What is Flow Simulation?

Flow simulation, or Discrete Event Simulation (DES), is a powerful technique used to analyze the flow within a system. This flow could represent various scenarios such as a manufacturing process in a factory, logistics within a warehouse, or even the movement of people in a hospital.

Flow simulation serves multiple purposes. It’s often used to calculate or evaluate specific parameters, but it’s also effective for gaining insights into a system or for project guidance.

CALCULATIONS IN DYNAMIC SYSTEMS

One of the unique aspects of flow simulation is its ability to perform calculations on dynamic systems. For instance, it can answer questions like:

  • What will the throughput/h be in the new production system?
  • How many storage spaces are required for each variant?
  • How many nurses are needed per shift?
FLOW SIMULATION MODEL

To perform these calculations, a Flow Simulation model is built. This model is essentially a simplified digital replica of reality. The Flow Simulation model is usually limited to covering only the area needed to answer the current questions.

THE FLOW SIMULATION MODEL USUALLY CONSISTS OF:
  • Static objects that usually represent some form of equipment or process.
  • Moving objects that usually symbolize a product, resource, or work order.
  • Flows that outline how the moving objects can move between the different static objects.
  • Logic that dictates exactly how the moving objects move in different situations or how equipment or resources make decisions.
DYNAMIC INPUT DATA AND DISTRIBUTIONS

Input data from either an existing or future reality is fed into the Flow Simulation model.

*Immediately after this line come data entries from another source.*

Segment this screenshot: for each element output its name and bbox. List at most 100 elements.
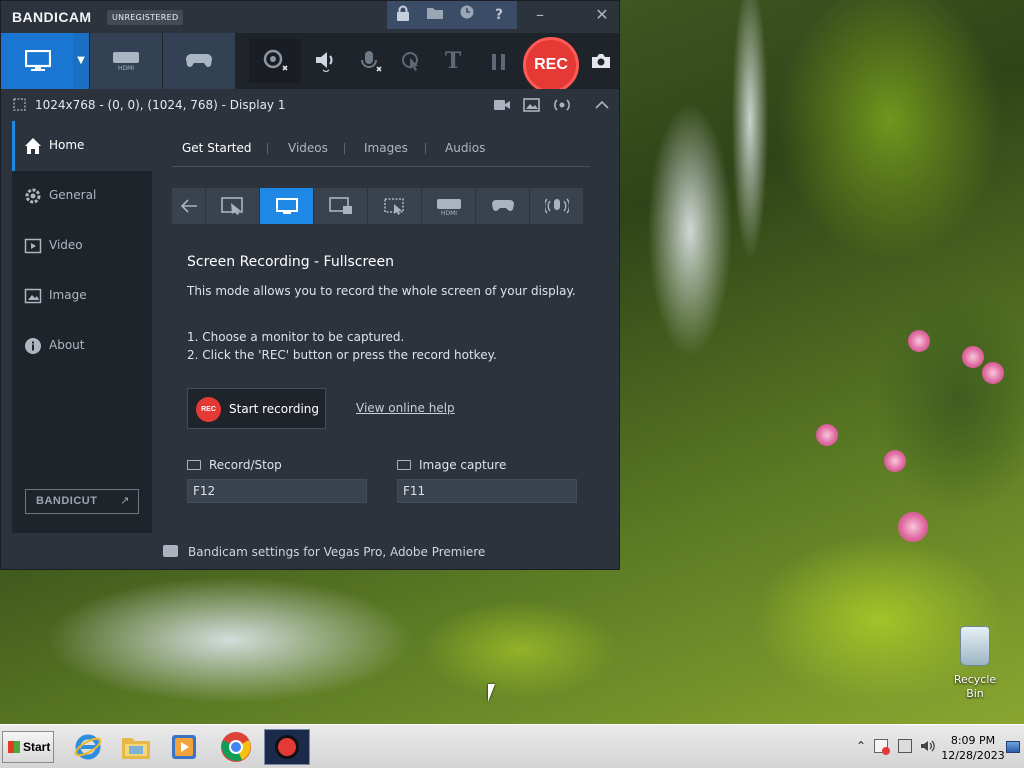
tab-videos[interactable]: Videos xyxy=(288,141,328,155)
tab-get-started[interactable]: Get Started xyxy=(182,141,252,155)
flower-decoration xyxy=(898,512,928,542)
keyboard-icon xyxy=(187,460,201,470)
footer-tip-link[interactable]: Bandicam settings for Vegas Pro, Adobe P… xyxy=(188,545,485,559)
tab-divider xyxy=(425,143,426,154)
windows-logo-icon xyxy=(8,741,20,753)
hotkey-label-record: Record/Stop xyxy=(209,458,282,472)
clock-icon[interactable] xyxy=(454,5,480,25)
action-center-flag-icon[interactable] xyxy=(874,739,890,755)
audio-only-icon[interactable] xyxy=(530,188,584,224)
mode-dropdown-chevron-icon[interactable]: ▼ xyxy=(73,33,89,89)
game-recording-mode[interactable] xyxy=(163,33,235,89)
start-recording-button[interactable]: REC Start recording xyxy=(187,388,326,429)
game-controller-icon[interactable] xyxy=(476,188,530,224)
chevron-up-icon[interactable] xyxy=(593,97,611,113)
online-help-link[interactable]: View online help xyxy=(356,401,455,415)
flower-decoration xyxy=(816,424,838,446)
sidebar-item-label: Image xyxy=(49,288,87,302)
rec-badge-icon: REC xyxy=(196,397,221,422)
screenshot-icon[interactable] xyxy=(583,39,619,83)
video-camera-icon[interactable] xyxy=(493,97,511,113)
show-desktop-button[interactable] xyxy=(1006,741,1020,753)
footer-bar: Bandicam settings for Vegas Pro, Adobe P… xyxy=(1,533,619,569)
internet-explorer-icon[interactable] xyxy=(68,729,108,765)
content-tabs: Get Started Videos Images Audios xyxy=(172,141,590,167)
hotkey-label-image: Image capture xyxy=(419,458,507,472)
recycle-bin[interactable]: Recycle Bin xyxy=(944,626,1006,700)
help-icon[interactable]: ? xyxy=(486,5,512,25)
audio-broadcast-icon[interactable] xyxy=(553,97,571,113)
hotkey-field-record[interactable]: F12 xyxy=(187,479,367,503)
flower-decoration xyxy=(884,450,906,472)
lock-icon[interactable] xyxy=(390,5,416,25)
svg-text:HDMI: HDMI xyxy=(118,65,134,71)
webcam-overlay-icon[interactable] xyxy=(249,39,301,83)
chrome-icon[interactable] xyxy=(216,729,256,765)
recording-area-bar: 1024x768 - (0, 0), (1024, 768) - Display… xyxy=(1,89,619,121)
gear-icon xyxy=(25,188,41,204)
minimize-button[interactable]: – xyxy=(525,3,555,27)
bandicam-window: BANDICAM UNREGISTERED ? – ✕ ▼ HDMI T REC… xyxy=(0,0,620,570)
flower-decoration xyxy=(908,330,930,352)
folder-icon[interactable] xyxy=(422,5,448,25)
start-button[interactable]: Start xyxy=(2,731,54,763)
title-bar[interactable]: BANDICAM UNREGISTERED ? – ✕ xyxy=(1,1,619,33)
tab-divider xyxy=(267,143,268,154)
show-hidden-icons-chevron[interactable]: ⌃ xyxy=(856,739,866,753)
tab-images[interactable]: Images xyxy=(364,141,408,155)
clock-date: 12/28/2023 xyxy=(941,749,1005,762)
bandicut-button[interactable]: BANDICUT ↗ xyxy=(25,489,139,514)
close-button[interactable]: ✕ xyxy=(587,3,617,27)
clock-time: 8:09 PM xyxy=(950,734,996,747)
recording-toolbar: ▼ HDMI T REC xyxy=(1,33,619,93)
sidebar-item-general[interactable]: General xyxy=(12,171,152,221)
hdmi-device-icon[interactable]: HDMI xyxy=(422,188,476,224)
volume-icon[interactable] xyxy=(920,739,936,756)
around-mouse-icon[interactable] xyxy=(368,188,422,224)
svg-text:HDMI: HDMI xyxy=(441,210,457,216)
bandicut-label: BANDICUT xyxy=(36,495,98,507)
keyboard-icon xyxy=(397,460,411,470)
media-player-icon[interactable] xyxy=(164,729,204,765)
image-icon xyxy=(24,288,42,304)
device-recording-mode[interactable]: HDMI xyxy=(90,33,162,89)
speaker-icon[interactable] xyxy=(306,39,346,83)
sidebar-item-home[interactable]: Home xyxy=(12,121,152,171)
home-icon xyxy=(25,138,41,154)
screen-recording-mode[interactable] xyxy=(1,33,73,89)
bandicam-icon[interactable] xyxy=(264,729,310,765)
recording-area-text: 1024x768 - (0, 0), (1024, 768) - Display… xyxy=(35,98,286,112)
fullscreen-icon[interactable] xyxy=(260,188,314,224)
sidebar-item-image[interactable]: Image xyxy=(12,271,152,321)
hotkey-field-image[interactable]: F11 xyxy=(397,479,577,503)
section-title: Screen Recording - Fullscreen xyxy=(187,254,395,270)
tab-audios[interactable]: Audios xyxy=(445,141,485,155)
sidebar-item-about[interactable]: About xyxy=(12,321,152,371)
back-arrow-icon[interactable] xyxy=(172,188,206,224)
select-area-icon[interactable] xyxy=(206,188,260,224)
rec-button[interactable]: REC xyxy=(523,37,579,93)
sidebar-item-label: Home xyxy=(49,138,85,152)
microphone-icon[interactable] xyxy=(347,39,387,83)
selection-area-icon xyxy=(13,98,26,111)
bandicam-logo: BANDICAM xyxy=(12,9,92,25)
file-explorer-icon[interactable] xyxy=(116,729,156,765)
start-recording-label: Start recording xyxy=(229,402,320,416)
sidebar-item-video[interactable]: Video xyxy=(12,221,152,271)
mouse-cursor-icon xyxy=(488,684,495,702)
gamepad-icon xyxy=(186,54,212,67)
recycle-bin-icon xyxy=(960,626,990,666)
unregistered-badge[interactable]: UNREGISTERED xyxy=(107,10,184,25)
text-overlay-icon[interactable]: T xyxy=(433,39,473,83)
hdmi-icon: HDMI xyxy=(113,52,139,71)
network-icon[interactable] xyxy=(898,739,912,753)
picture-icon[interactable] xyxy=(523,97,541,113)
instruction-step-1: 1. Choose a monitor to be captured. xyxy=(187,330,405,344)
flower-decoration xyxy=(962,346,984,368)
pause-icon[interactable] xyxy=(479,39,519,83)
sidebar-item-label: About xyxy=(49,338,85,352)
system-clock[interactable]: 8:09 PM 12/28/2023 xyxy=(938,733,1008,763)
sidebar-item-label: General xyxy=(49,188,97,202)
cursor-effects-icon[interactable] xyxy=(391,39,431,83)
window-lock-icon[interactable] xyxy=(314,188,368,224)
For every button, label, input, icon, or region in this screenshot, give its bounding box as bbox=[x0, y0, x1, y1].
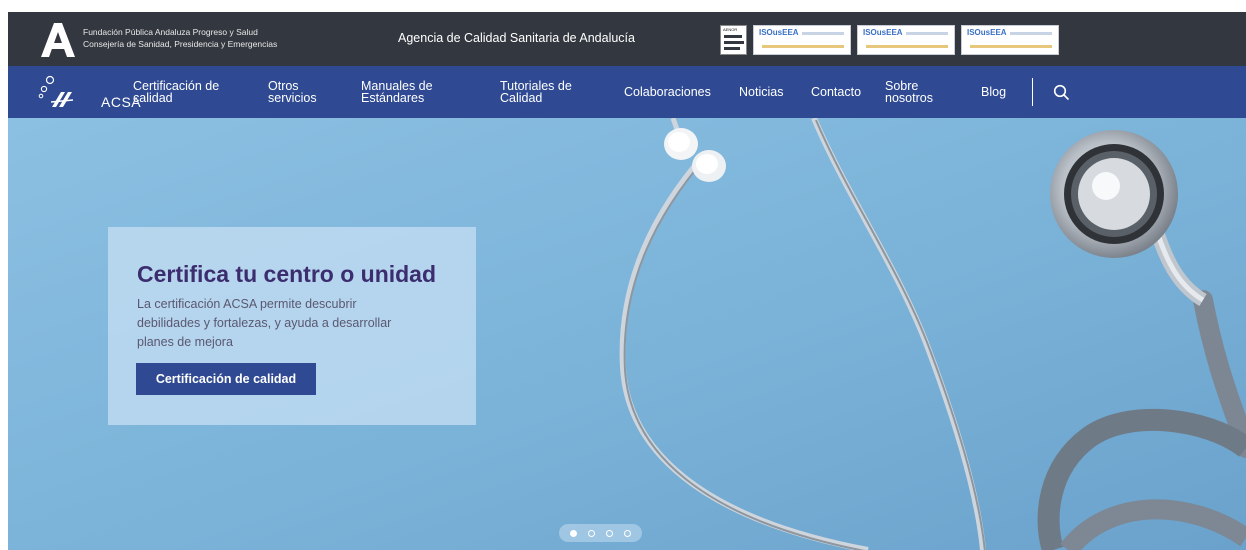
acsa-logo-icon bbox=[38, 75, 74, 107]
certificacion-de-calidad-button[interactable]: Certificación de calidad bbox=[136, 363, 316, 395]
nav-manuales-de-estandares[interactable]: Manuales de Estándares bbox=[361, 80, 433, 105]
nav-colaboraciones[interactable]: Colaboraciones bbox=[624, 86, 711, 99]
iso-eea-badge: ISOusEEA bbox=[753, 25, 851, 55]
nav-contacto[interactable]: Contacto bbox=[811, 86, 861, 99]
iso-eea-badge: ISOusEEA bbox=[961, 25, 1059, 55]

This input data is often dynamic – for example a manual cycle time in an assembly station or the time interval between two patients arriving at a hospital. The dynamic input data is not described with constant values but with the help of a distribution (e.g., A normal distribution with an average value and a standard deviation).

RANDOM REPLICATIONS

When the simulation model runs, values are randomly generated from the distribution which creates a potential scenario and gives a result for each unique run (often called replication or observation). To get a reliable (sufficiently accurate) value, a replication analysis is done to find out how many replications need to be run.

STATISTICAL ANSWERS

The answers from all replications together provide a statistical answer to the question. For example:

  • With 95% certainty, the true mean value lies between 10.3 parts/h and 10.7 parts/h. So there is a confidence level in the answer (95%) and a confidence interval (10.3 – 10.7).”